Cigarettes at the local dairy will no longer be in plain sight from tomorrow, as a ban on retail displays kicks in.
New regulations, introduced under a law passed last year, will require all retailers to ensure tobacco products are hidden from view.
Retailers will also be banned from referring to the sale of tobacco products in their trading names.
Associate Health Minister Tariana Turia, who is behind the ban, said last year that the law change would remove the "loophole'' of tobacco displays.
"Retail displays, innocently positioned alongside everyday confectionary and sweets, are a key component of making cigarettes attractive to recruit young smokers. We're not going to tolerate this any longer.''
Most dairies will have a roller door which comes down to cover the displays.

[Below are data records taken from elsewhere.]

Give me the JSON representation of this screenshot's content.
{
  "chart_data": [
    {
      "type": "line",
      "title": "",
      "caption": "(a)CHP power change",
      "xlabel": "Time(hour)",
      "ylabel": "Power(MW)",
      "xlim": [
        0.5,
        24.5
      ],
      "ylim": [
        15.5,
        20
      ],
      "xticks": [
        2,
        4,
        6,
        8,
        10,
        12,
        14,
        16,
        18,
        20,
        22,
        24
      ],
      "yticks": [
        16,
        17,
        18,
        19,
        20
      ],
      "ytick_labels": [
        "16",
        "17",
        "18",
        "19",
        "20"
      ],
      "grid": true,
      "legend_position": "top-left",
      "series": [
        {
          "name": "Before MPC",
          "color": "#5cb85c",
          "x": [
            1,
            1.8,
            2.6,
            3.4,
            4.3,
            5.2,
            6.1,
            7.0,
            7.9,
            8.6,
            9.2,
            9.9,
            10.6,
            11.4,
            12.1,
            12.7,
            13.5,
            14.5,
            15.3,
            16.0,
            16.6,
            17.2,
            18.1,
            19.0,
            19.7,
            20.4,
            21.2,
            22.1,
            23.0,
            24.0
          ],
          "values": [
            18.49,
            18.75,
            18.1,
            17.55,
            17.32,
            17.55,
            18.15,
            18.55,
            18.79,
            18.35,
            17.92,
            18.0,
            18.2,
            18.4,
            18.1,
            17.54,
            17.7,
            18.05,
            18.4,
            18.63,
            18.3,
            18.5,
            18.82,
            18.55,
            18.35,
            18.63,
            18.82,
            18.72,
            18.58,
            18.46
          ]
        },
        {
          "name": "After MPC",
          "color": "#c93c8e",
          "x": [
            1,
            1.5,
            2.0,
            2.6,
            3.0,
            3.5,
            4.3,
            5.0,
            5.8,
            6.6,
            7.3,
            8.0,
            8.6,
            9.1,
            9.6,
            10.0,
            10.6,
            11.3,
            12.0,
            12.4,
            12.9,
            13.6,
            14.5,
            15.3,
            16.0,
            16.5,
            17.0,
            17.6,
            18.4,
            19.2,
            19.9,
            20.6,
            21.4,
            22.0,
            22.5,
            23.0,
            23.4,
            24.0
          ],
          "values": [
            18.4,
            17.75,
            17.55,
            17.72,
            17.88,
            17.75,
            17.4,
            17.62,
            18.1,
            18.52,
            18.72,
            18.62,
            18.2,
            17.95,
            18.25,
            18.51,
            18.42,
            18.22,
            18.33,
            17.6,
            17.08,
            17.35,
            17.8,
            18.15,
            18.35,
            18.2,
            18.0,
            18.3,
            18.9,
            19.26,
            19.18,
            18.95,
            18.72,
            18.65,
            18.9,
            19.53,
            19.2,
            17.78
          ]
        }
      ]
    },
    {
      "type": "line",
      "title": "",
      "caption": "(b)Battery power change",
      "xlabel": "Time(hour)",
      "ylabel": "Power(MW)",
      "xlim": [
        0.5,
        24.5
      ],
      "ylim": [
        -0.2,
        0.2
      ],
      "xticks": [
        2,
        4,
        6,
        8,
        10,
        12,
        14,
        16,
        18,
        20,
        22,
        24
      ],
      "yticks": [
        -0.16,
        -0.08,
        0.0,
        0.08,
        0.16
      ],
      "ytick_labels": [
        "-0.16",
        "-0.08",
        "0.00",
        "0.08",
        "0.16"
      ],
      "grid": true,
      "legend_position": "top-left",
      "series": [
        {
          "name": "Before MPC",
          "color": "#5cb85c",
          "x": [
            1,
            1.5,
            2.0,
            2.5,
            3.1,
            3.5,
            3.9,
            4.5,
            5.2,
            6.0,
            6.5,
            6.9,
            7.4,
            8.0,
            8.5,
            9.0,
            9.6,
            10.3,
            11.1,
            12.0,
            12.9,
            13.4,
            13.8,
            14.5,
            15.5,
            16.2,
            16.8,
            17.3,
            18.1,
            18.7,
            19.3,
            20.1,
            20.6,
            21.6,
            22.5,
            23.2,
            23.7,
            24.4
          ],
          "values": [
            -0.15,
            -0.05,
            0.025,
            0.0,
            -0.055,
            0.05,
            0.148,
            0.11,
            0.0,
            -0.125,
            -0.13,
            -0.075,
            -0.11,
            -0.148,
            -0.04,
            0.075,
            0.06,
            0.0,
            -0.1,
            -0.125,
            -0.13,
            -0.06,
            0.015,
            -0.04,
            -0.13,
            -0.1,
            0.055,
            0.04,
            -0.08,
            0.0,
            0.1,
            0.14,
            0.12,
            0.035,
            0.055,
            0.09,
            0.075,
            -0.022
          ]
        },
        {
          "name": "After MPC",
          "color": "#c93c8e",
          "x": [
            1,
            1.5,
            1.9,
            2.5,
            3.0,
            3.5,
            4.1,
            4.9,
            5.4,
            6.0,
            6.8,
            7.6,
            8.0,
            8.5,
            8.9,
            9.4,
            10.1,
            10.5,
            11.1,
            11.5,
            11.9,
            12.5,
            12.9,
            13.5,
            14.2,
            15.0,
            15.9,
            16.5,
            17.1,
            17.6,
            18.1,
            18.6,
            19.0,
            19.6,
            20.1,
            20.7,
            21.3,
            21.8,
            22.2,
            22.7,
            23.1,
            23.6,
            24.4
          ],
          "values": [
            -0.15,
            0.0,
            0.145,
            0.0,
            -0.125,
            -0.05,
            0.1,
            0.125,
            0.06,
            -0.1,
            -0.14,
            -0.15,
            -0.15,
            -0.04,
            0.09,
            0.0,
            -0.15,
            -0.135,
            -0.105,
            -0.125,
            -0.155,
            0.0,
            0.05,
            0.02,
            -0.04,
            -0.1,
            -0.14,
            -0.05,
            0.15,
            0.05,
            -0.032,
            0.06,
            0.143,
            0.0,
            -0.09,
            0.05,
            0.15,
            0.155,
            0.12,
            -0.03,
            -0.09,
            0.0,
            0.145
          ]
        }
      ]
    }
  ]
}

The law that introduced the display ban also allows enforcement officers to instantly fine retailers $1000 for selling tobacco to people aged under 18.
It also increases the maximum penalty for selling tobacco to underage people from $2000 to $10,000.
A series of tax rises - with more on the way - has made New Zealand cigarettes among the most expensive in the OECD.
But last week tobacco giant Philip Morris started an aggressive fightback against tobacco regulations, saying they go too far.
The company, which has the third-largest share of the New Zealand tobacco market, is distributing cards to shops directing customers to a website through which smokers can have their say on the regulations.
Retailers are being asked to hand the cards to anyone buying Philip Morris products.
The myopinioncounts.co.nz website was "a place where adult smokers could voice their opinions about regulatory issues'', said Philip Morris spokesman Chris Bishop.
"We talked to our customers ... and we really got the sense that they wanted the ability to learn more about these issues and voice their concerns about them,'' he said.
Anti-smoking groups are aiming to make New Zealand smokefree by 2020.